Basket, occasione sprecata per Udine: l’Apu sempre sotto perde a Forlì
Ad affondarla sono i due friulani Gaspardo e Pascolo

Altro giro altro regalo, l’Old Wild West si ferma a Forlì, perde 82-76. Occasionissima sprecata, perchè Cantù ha perso ancora una volta e Rimini s’è salvata con Verona solo all’overtime. Per carità, lasciarci le penne in Romagna si può, anche se si sono viste versioni migliori dell’Unieuro, ma vanno segnalate due cose: ancora una volta il ko è arrivato perchè sotto canestro la squadra di Vertemati è andata sotto e nella serata in cui il tiro da tre ha tradito ha perso.
L’Apu per la prima volta era sola in testa e voleva rimanerci. L’inizio, però, nell’ex Palafiera, non è il massimo. Perkovic innesca bene sotto canestro Magro, coach Martino, che tra gli stranieri stavolta sceglie un Harper in odor di taglio, è un drago nella categoria. Sa bene che per battere Udine bisogna difendere forte e cercare di far male da sotto. Vero, l’8-0 Unieuro diventa a fine primo quarto 18-15 perchè l’Apu inizia a difendere e si salva con i 5 rimbalzi in attacco regalando speranza ai 36 tifosi arrivati dal Friuli. Ma bisogna trovare la risorsa del tiro da tre, soprattutto, non finire nella trappola dei romagnoli, chiudendo cioè l’area ai lunghi avversari.
Come Pascolo, uno dei due friulani in campo con Gaspardo, che sa dove far male alla sua ex squadra. O Magro che così quest’anno non ha mai giocato. Gira e rigira è sempre quella la grana per una squadra che è in ballo eccome per vincere il campionato.

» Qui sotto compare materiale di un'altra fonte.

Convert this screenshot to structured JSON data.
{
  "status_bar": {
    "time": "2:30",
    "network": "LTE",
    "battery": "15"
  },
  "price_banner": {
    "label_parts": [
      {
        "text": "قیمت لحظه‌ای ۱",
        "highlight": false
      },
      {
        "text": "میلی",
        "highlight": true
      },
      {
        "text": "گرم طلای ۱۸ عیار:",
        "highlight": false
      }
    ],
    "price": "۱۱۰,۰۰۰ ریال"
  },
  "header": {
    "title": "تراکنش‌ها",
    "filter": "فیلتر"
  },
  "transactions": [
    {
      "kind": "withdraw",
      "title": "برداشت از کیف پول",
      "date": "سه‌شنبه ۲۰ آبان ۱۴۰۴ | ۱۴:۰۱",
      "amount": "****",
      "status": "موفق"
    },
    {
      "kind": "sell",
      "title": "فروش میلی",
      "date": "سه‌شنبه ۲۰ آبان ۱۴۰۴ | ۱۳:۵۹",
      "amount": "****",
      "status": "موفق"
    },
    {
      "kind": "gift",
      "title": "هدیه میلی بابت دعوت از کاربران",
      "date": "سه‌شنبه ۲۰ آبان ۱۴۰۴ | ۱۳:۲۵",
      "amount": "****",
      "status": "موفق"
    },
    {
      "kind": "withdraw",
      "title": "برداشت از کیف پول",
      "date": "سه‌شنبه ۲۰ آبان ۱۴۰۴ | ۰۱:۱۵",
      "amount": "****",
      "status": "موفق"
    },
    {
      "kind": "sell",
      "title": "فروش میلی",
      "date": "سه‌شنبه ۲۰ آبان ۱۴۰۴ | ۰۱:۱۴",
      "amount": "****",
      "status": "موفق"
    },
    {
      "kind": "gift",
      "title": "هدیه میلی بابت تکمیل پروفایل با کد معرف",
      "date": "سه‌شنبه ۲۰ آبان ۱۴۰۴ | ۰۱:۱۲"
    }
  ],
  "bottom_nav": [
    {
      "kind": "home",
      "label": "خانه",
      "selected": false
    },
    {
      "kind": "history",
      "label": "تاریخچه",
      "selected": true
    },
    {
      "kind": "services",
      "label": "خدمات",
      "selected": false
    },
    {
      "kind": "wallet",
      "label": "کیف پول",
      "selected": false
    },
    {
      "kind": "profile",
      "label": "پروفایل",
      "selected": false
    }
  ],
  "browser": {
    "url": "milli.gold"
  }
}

Udine mette tre triple e anche se l’ultraquarantenne Cinciarini comincia a far male e Magro sotto continua a farlo, si rimette in scia dei rivali. A una squadra che farebbe una gran cosa in chiave promozione vincere in Romagna, manca però calma prima dell’intervallo. Pareggi la partita 34-34 a 3 minuti dalla fine? E perché invece di gestire cominci ad affrettare tiri, perdi tre palloni e fai prender fiato ai rivali?
Nulla di irreparabile, ci mancherebbe, perché c’è Mister Hickey che entra in partita, ma il 42-39 a metà partita lascia, per quanto visto nel secondo quarto, più di qualche rammarico.
Sintesi del terzo quarto: Magro sembra Shaquille O’Nell (mannaggia), l’atletismo di Gaspardo si fa sentire eccome, pure Pascolo da danni, l’Apu non trova la via del canestro, va sotto anche di 10 punti e chiude sotto 63-56 il quarto.
Ma è squadra di talento e valori. Difende, resta lì e torna sotto grazie alla solita cara vecchia difesa che blocca l’attacco Unieuro e ai lampi di Pullazi e Da Ros. In sintesi, finalmente gioca da capolista anche se i lunghi Unieuro e Gaspardo continuano a far male. Pari 68, Alibegovic sbaglia la tripla del sorpasso a 5’ dalla fine. Poi, l’azione dopo tripla di Gas, antisportivo a Caroti: 74-68. A quota 68, manco fosse un assalto degli arditi sul Carso, i ragazzi del West si bloccano. No non è proprio serata per prendere in mano il match. Si sveglia Johnson, è tardi.
L’inerzia, che era tutta nelle mani dei biancoineri a un certo punto, torna dove era stata per larga parte del match ai padroni di casa. Hickey sbaglia la tripla, Perkovic no. A 3’ dalla fine il + 10 dei romagnoli chiude i conti. Finisce 82-76 Occasione sprecata? Sì, lo si può dire. Ma ne arriveranno altre. l’Apu è lì e se la giocherà fino alla fine. È una squadra forte, certo con dei difetti. Come tutte. Il più grande: se al poligono non si fa canestro (9 su 34 da tre) non puoi perdere anche il confronto sotto le plance. Con un difetto forse si vince, con due no. E Magro, Gaspardo e Pascolo sembravano da Nba ieri.